De noche, bajo el puente de Carlos, en Praga.
V noci, pod  Karlovým mostem, v Praze.
   «Cuando la brisa nocturna se deslizó sobre las ondas del río, la flor del romero abrazó más estrechamente la rosa roja, y el emperador dormido notó el beso de su amada sobre sus labios.
   –Llegas tarde –susurró ella–. Me acosté a esperarte. Me has dejado esperar tanto tiempo.
   –Siempre he estado aquí –le respondió él.  Estaba tumbado y contemplaba la noche a través de la ventana y veía pasar las nubes y oía el susurro de las copas de los árboles. Estaba cansado de las preocupaciones y del ruido del día, y creía que los ojos se me cerrarían, tan cansado estaba. Y finalmente llegaste tú.

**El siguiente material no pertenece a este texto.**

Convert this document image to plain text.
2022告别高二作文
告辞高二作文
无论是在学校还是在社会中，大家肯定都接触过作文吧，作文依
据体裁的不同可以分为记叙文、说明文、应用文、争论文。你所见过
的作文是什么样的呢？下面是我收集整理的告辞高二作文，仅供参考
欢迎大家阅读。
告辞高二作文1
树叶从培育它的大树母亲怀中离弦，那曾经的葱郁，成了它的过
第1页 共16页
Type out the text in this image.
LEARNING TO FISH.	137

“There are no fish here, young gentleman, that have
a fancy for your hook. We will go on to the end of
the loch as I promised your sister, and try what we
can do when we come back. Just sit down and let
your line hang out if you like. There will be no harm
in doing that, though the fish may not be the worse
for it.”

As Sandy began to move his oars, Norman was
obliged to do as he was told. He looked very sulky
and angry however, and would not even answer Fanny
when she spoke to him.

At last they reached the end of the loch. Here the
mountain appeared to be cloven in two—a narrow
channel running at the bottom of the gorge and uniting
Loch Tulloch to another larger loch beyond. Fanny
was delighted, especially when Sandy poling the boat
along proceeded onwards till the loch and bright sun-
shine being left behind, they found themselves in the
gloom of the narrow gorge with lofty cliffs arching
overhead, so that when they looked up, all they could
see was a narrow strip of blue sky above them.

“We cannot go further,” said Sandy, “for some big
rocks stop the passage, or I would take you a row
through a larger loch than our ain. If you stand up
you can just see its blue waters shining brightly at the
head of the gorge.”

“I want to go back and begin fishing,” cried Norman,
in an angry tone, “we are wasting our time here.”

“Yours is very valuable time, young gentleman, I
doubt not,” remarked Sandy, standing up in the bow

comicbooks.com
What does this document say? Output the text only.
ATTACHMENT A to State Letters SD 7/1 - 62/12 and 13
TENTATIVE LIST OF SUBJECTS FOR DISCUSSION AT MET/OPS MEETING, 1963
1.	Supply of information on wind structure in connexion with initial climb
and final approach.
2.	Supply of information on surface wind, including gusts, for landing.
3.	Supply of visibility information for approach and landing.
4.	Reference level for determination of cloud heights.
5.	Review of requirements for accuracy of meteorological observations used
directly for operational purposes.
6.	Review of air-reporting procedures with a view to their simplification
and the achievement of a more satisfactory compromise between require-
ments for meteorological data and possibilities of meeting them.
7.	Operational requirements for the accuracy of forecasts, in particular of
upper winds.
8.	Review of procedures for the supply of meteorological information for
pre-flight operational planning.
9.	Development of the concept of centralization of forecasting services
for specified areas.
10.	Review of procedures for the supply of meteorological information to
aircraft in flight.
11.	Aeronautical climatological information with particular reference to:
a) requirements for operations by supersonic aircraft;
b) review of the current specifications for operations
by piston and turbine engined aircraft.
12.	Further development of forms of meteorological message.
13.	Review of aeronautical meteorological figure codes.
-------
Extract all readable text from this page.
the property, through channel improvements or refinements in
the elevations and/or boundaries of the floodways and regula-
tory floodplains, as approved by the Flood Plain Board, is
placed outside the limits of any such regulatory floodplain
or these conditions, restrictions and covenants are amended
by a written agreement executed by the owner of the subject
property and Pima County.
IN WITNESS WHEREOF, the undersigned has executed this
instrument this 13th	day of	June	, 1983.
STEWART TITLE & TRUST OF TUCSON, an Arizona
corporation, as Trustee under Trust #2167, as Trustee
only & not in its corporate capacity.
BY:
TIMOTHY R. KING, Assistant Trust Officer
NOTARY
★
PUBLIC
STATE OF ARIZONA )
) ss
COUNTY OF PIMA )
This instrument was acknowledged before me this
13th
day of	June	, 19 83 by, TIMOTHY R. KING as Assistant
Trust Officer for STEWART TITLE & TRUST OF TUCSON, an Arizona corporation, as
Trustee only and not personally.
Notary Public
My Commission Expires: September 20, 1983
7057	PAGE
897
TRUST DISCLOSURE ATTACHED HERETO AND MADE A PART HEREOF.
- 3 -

   –¿Llegué? ¿Es cierto que estoy contigo? –preguntó ella –. ¿Pero cómo he llegado hasta aquí? No conozco el camino, nunca lo había recorrido antes. ¿Quién me ha traído hasta aquí? ¿Quién me conduce noche tras noche hasta ti?
   –Estás conmigo y te tengo en mis brazos, eso es lo único que sé –dijo el emperador.
   –Entonces posiblemente... –susurró ella – he caminado por las calles y subido las escaleras sin conocimiento, y las personas con las que me cruzaba me miraban extrañadas, pero nadie se me acercó, nadie me detuvo. El portón se abrió, las puertas cedieron y ahora estoy contigo. No está bien, no debería hacerlo. ¿Oyes el murmullo del río?».


(PERUTZ, Leo.  De noche, bajo el puente de piedra. Barcelona: Muchnik, 1991, p. 95-96.)